After the packing cycle is completed the rotor is slowed to a stop and the sample tube holders 38 and the tubes T carried thereby assume the rest position and again define the negative angle with respect to the axis of the spindle 12. A retaining ring (not shown) restrains the lower ends of the sample tubes during the purge cycle.

From the foregoing it may appreciate that in accordance with this invention the restraining and limiting action brought about by the bowl of prior art cell washing apparatus is retained even though the bowl itself is eliminated. Those skilled in the art, having benefit of the teachings hereinabove set forth hereinabove may effect numerous modifications thereto. However, such modifications are to be construed as lying within the scope of the instant invention as defined by the appended claims.

Claims

1. A rotor for a cell washing apparatus comprising:

a spindle having an axis of rotation extending therethrough;

a holding plate attached to the spindle;

a sample tube holder pivotally mounted to the holding plate at a pivot point disposed a predetermined radial distance from the axis, the tube being pivotally movable from a first, rest, position to a second, extended, position;

a radially inwardly depending arm disposed on the sample tube holder, the arm terminating in a grasping hook; and

a retaining disk mounted to the spindle, the retaining disk having a retaining surface thereon, the retaining surface being disposed on the rotor at a position radially inwardly of the pivot point, the grasping hook being arranged to engage the retaining surface when the sample tube holder pivots to the second, extended, position.

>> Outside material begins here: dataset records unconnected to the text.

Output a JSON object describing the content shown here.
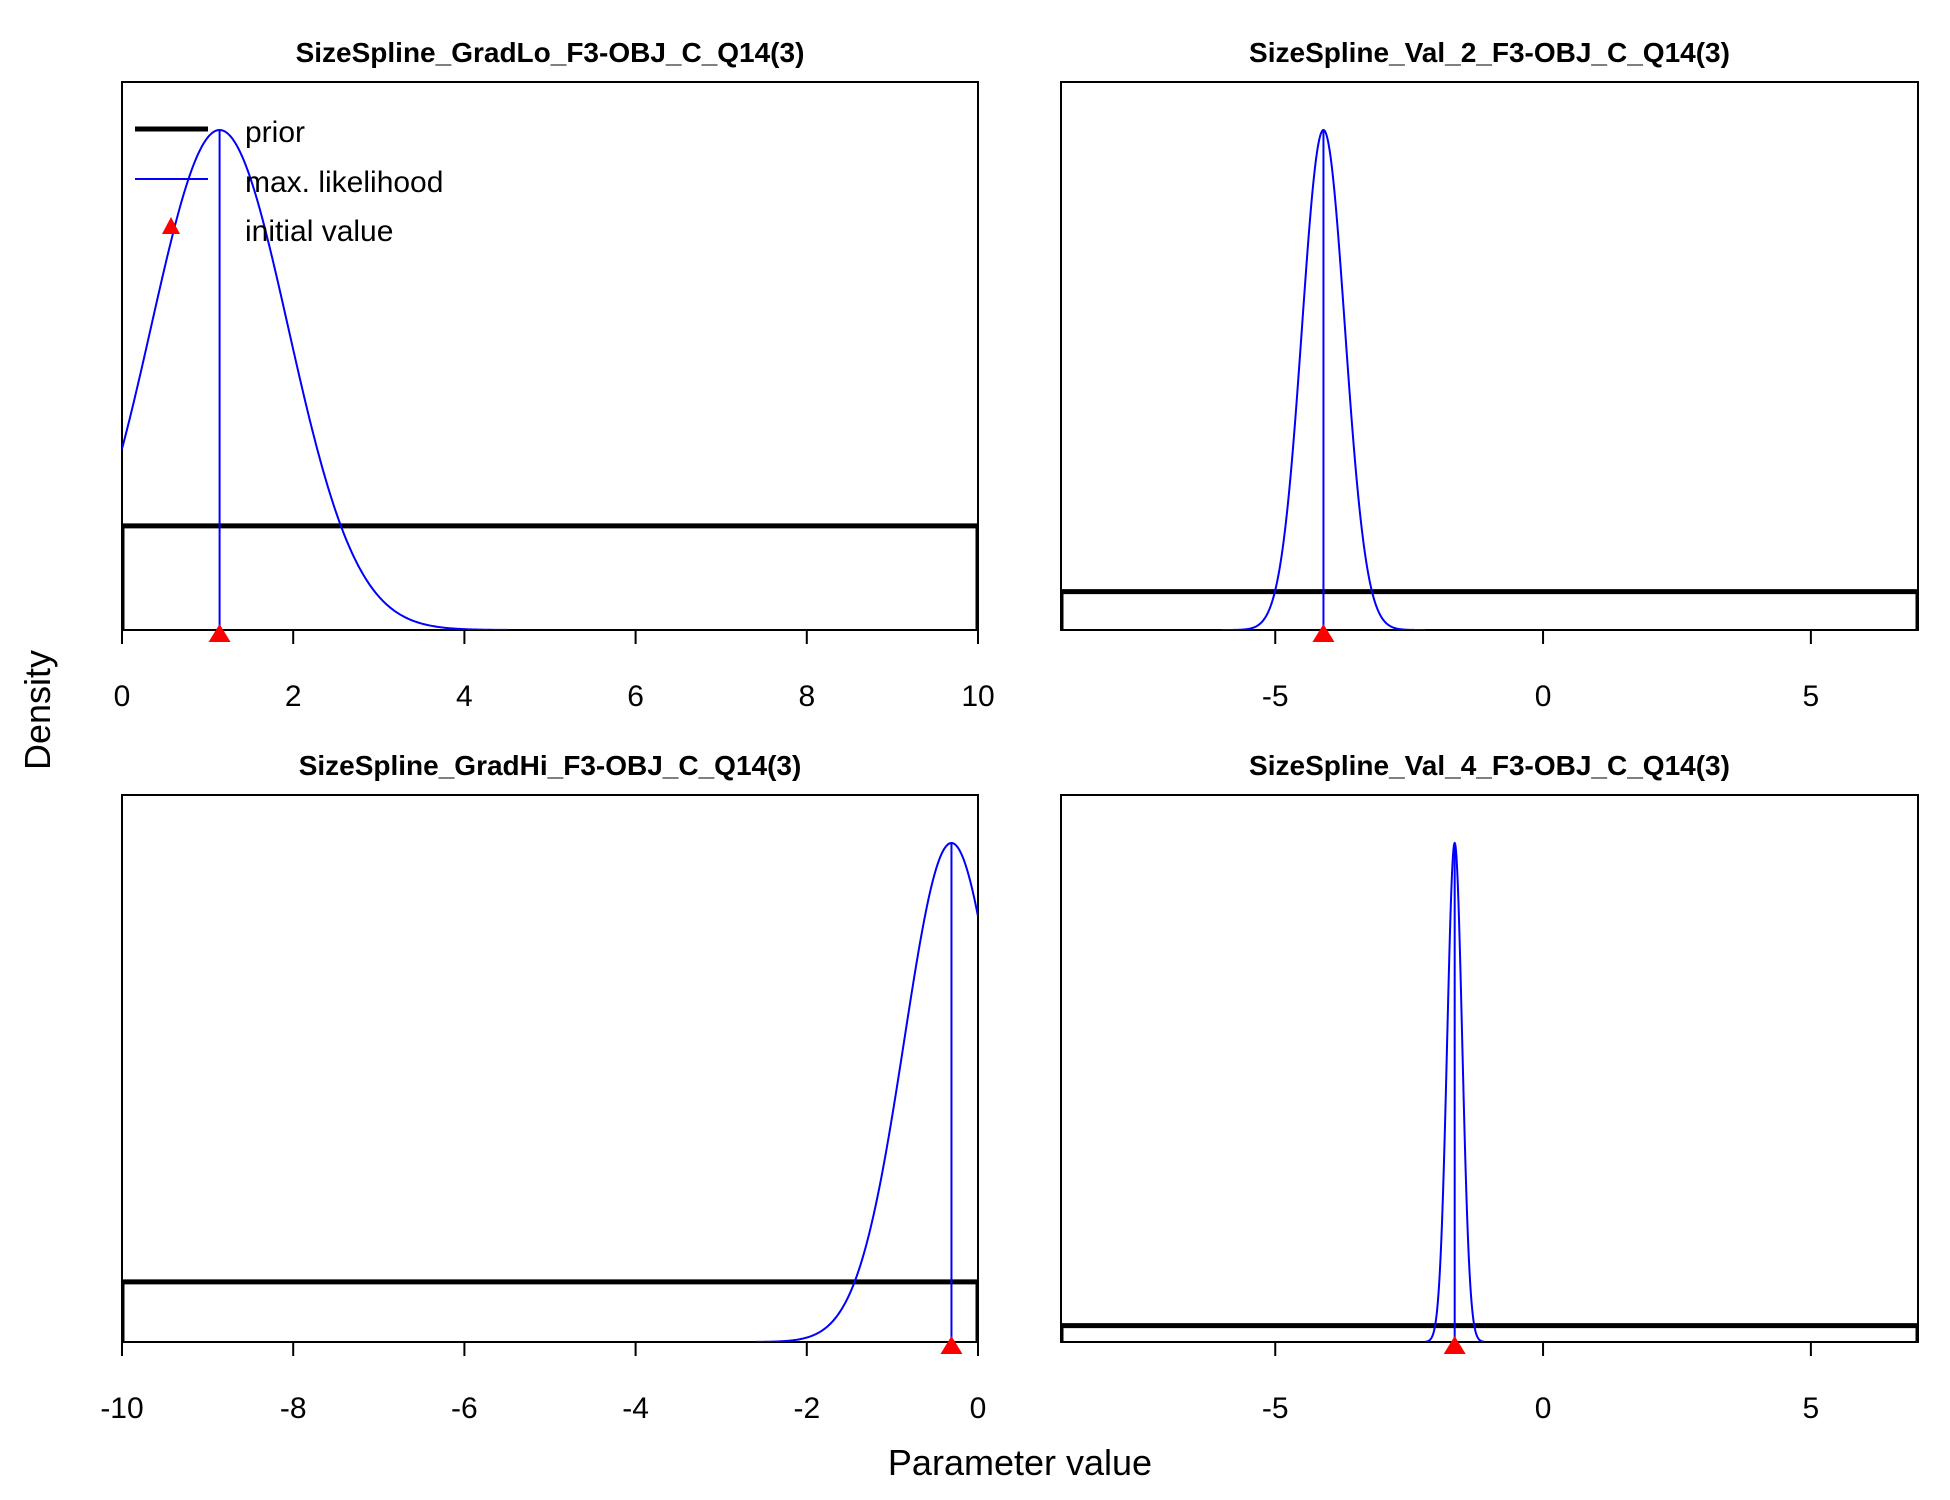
{
  "figure": {
    "ylabel": "Density",
    "xlabel": "Parameter value",
    "colors": {
      "prior": "#000000",
      "likelihood": "#0000ff",
      "initial": "#ff0000",
      "frame": "#000000"
    }
  },
  "legend": {
    "placement": "top-left of first panel",
    "items": [
      {
        "label": "prior",
        "symbol": "thick-black-line-icon"
      },
      {
        "label": "max. likelihood",
        "symbol": "blue-line-icon"
      },
      {
        "label": "initial value",
        "symbol": "red-triangle-icon"
      }
    ]
  },
  "chart_data": [
    {
      "type": "line",
      "title": "SizeSpline_GradLo_F3-OBJ_C_Q14(3)",
      "xlim": [
        0,
        10
      ],
      "xticks": [
        0,
        2,
        4,
        6,
        8,
        10
      ],
      "xtick_labels": [
        "0",
        "2",
        "4",
        "6",
        "8",
        "10"
      ],
      "y_max_density": 1.0,
      "series": [
        {
          "name": "prior",
          "kind": "uniform",
          "from": 0,
          "to": 10,
          "relative_height": 0.19
        },
        {
          "name": "max. likelihood",
          "kind": "normal",
          "mean": 1.14,
          "sd": 0.8,
          "range": [
            0,
            4.5
          ]
        }
      ],
      "mle": 1.14,
      "initial_value": 1.14
    },
    {
      "type": "line",
      "title": "SizeSpline_Val_2_F3-OBJ_C_Q14(3)",
      "xlim": [
        -9,
        7
      ],
      "xticks": [
        -5,
        0,
        5
      ],
      "xtick_labels": [
        "-5",
        "0",
        "5"
      ],
      "series": [
        {
          "name": "prior",
          "kind": "uniform",
          "from": -9,
          "to": 7,
          "relative_height": 0.07
        },
        {
          "name": "max. likelihood",
          "kind": "normal",
          "mean": -4.1,
          "sd": 0.4,
          "range": [
            -6,
            -2.2
          ]
        }
      ],
      "mle": -4.1,
      "initial_value": -4.1
    },
    {
      "type": "line",
      "title": "SizeSpline_GradHi_F3-OBJ_C_Q14(3)",
      "xlim": [
        -10,
        0
      ],
      "xticks": [
        -10,
        -8,
        -6,
        -4,
        -2,
        0
      ],
      "xtick_labels": [
        "-10",
        "-8",
        "-6",
        "-4",
        "-2",
        "0"
      ],
      "series": [
        {
          "name": "prior",
          "kind": "uniform",
          "from": -10,
          "to": 0,
          "relative_height": 0.11
        },
        {
          "name": "max. likelihood",
          "kind": "normal",
          "mean": -0.31,
          "sd": 0.55,
          "range": [
            -2.6,
            0
          ]
        }
      ],
      "mle": -0.31,
      "initial_value": -0.31
    },
    {
      "type": "line",
      "title": "SizeSpline_Val_4_F3-OBJ_C_Q14(3)",
      "xlim": [
        -9,
        7
      ],
      "xticks": [
        -5,
        0,
        5
      ],
      "xtick_labels": [
        "-5",
        "0",
        "5"
      ],
      "series": [
        {
          "name": "prior",
          "kind": "uniform",
          "from": -9,
          "to": 7,
          "relative_height": 0.03
        },
        {
          "name": "max. likelihood",
          "kind": "normal",
          "mean": -1.65,
          "sd": 0.14,
          "range": [
            -2.2,
            -1.1
          ]
        }
      ],
      "mle": -1.65,
      "initial_value": -1.65
    }
  ]
}
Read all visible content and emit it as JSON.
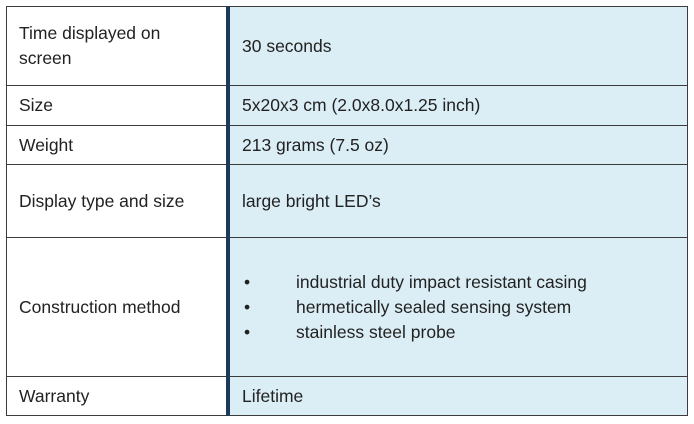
{
  "table": {
    "rows": [
      {
        "label": "Time displayed on screen",
        "value": "30 seconds"
      },
      {
        "label": "Size",
        "value": "5x20x3 cm (2.0x8.0x1.25 inch)"
      },
      {
        "label": "Weight",
        "value": "213 grams (7.5 oz)"
      },
      {
        "label": "Display type and size",
        "value": "large bright LED’s"
      },
      {
        "label": "Construction method",
        "items": [
          "industrial duty impact resistant casing",
          "hermetically sealed sensing system",
          "stainless steel probe"
        ]
      },
      {
        "label": "Warranty",
        "value": "Lifetime"
      }
    ]
  }
}
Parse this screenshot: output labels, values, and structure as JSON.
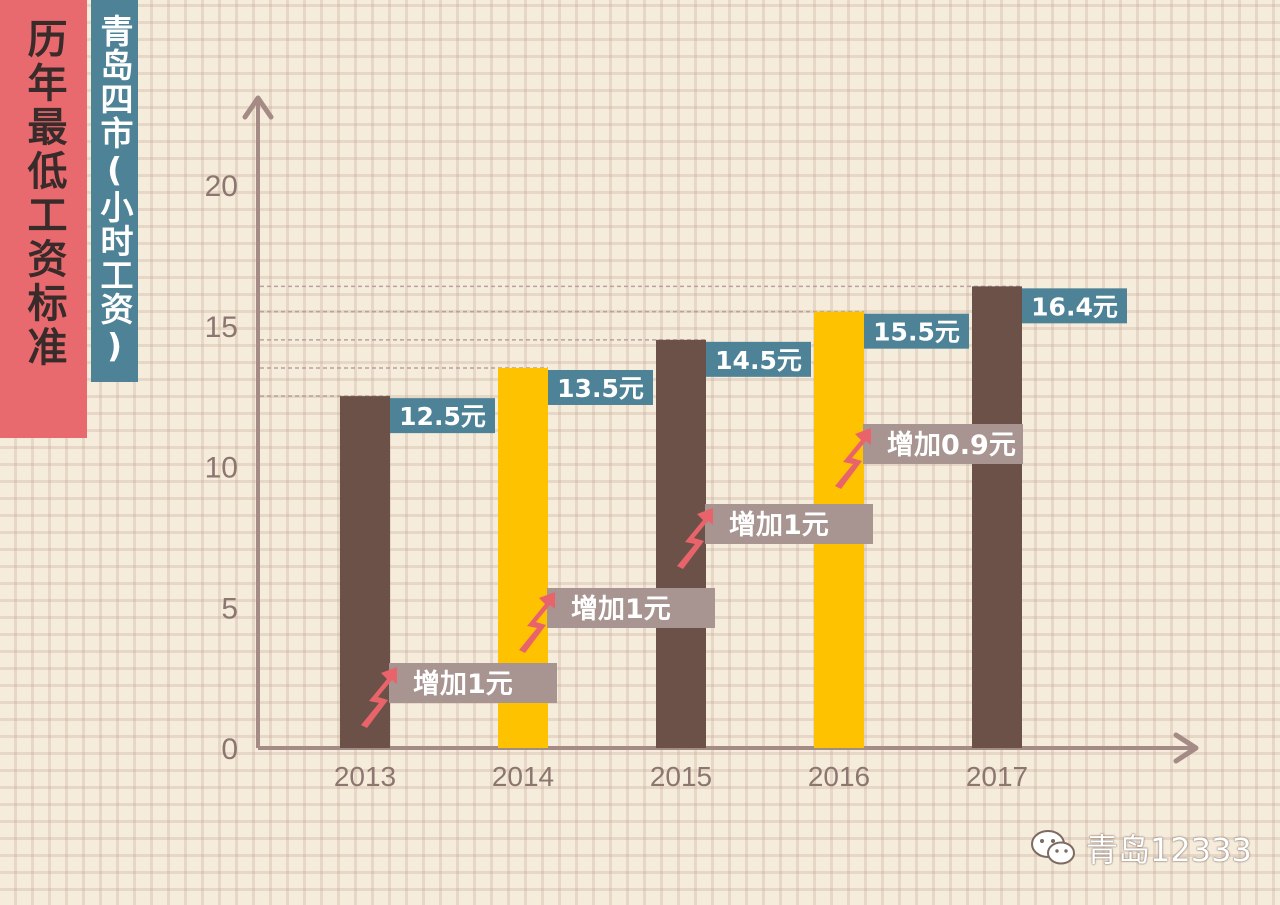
{
  "title": "历年最低工资标准",
  "subtitle": "青岛四市(小时工资)",
  "watermark": "青岛12333",
  "chart_data": {
    "type": "bar",
    "categories": [
      "2013",
      "2014",
      "2015",
      "2016",
      "2017"
    ],
    "values": [
      12.5,
      13.5,
      14.5,
      15.5,
      16.4
    ],
    "value_labels": [
      "12.5元",
      "13.5元",
      "14.5元",
      "15.5元",
      "16.4元"
    ],
    "increase_labels": [
      "增加1元",
      "增加1元",
      "增加1元",
      "增加0.9元"
    ],
    "bar_colors": [
      "#6b5148",
      "#fec200",
      "#6b5148",
      "#fec200",
      "#6b5148"
    ],
    "yticks": [
      0,
      5,
      10,
      15,
      20
    ],
    "ylim": [
      0,
      20
    ],
    "grid": false,
    "reference_lines": true
  }
}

2. The rotor of claim 1 further comprising a counterbalance mounted to the sample tube holder and adapted to incline the sample tube holder at a negative angle while the sample tube holder is in the rest position.

3. The rotor of claim 2 wherein the retaining surface is disposed below the pivot point of the sample tube holder.

4. The rotor of claim 1 wherein the retaining surface is disposed below the pivot point of the sample tube holder.

5. A rotor for a cell washing apparatus comprising:

a spindle having an axis of rotation extending therethrough;

a holding plate attached to the spindle, a portion of the upper surface of the holding plate defining a retaining surface thereon, the holding plate having a slot therein;

a sample tube holder pivotally mounted to the holding plate at a pivot point disposed a predetermined radial distance from the axis and at a position radially outwardly of the retaining surface, the tube holder being pivotally movable from a first, rest, position to a second, extended, position;

a radially inwardly depending arm disposed on the sample tube holder, the arm terminating in a grasping hook, the arm extending through the slot such that the grasping hook is disposed above the upper surface of the holding plate when the sample tube holder is in the first, rest, position, the grasping hook being arranged to engage the retaining surface when the sample tube holder pivots to the second, extended, position.

6. The rotor of claim 5 further comprising a counterbalance mounted to the sample tube holder and adapted to incline the sample tube holder at a negative angle while the sample tube holder is in the rest position.

7. The rotor of claim 6 wherein the retaining surface is disposed at a point substantially coplanar with the pivot point of the sample tube holder.

8. The rotor of claim 5 wherein the retaining surface is disposed at a point substantially coplanar with the pivot point of the sample tube holder.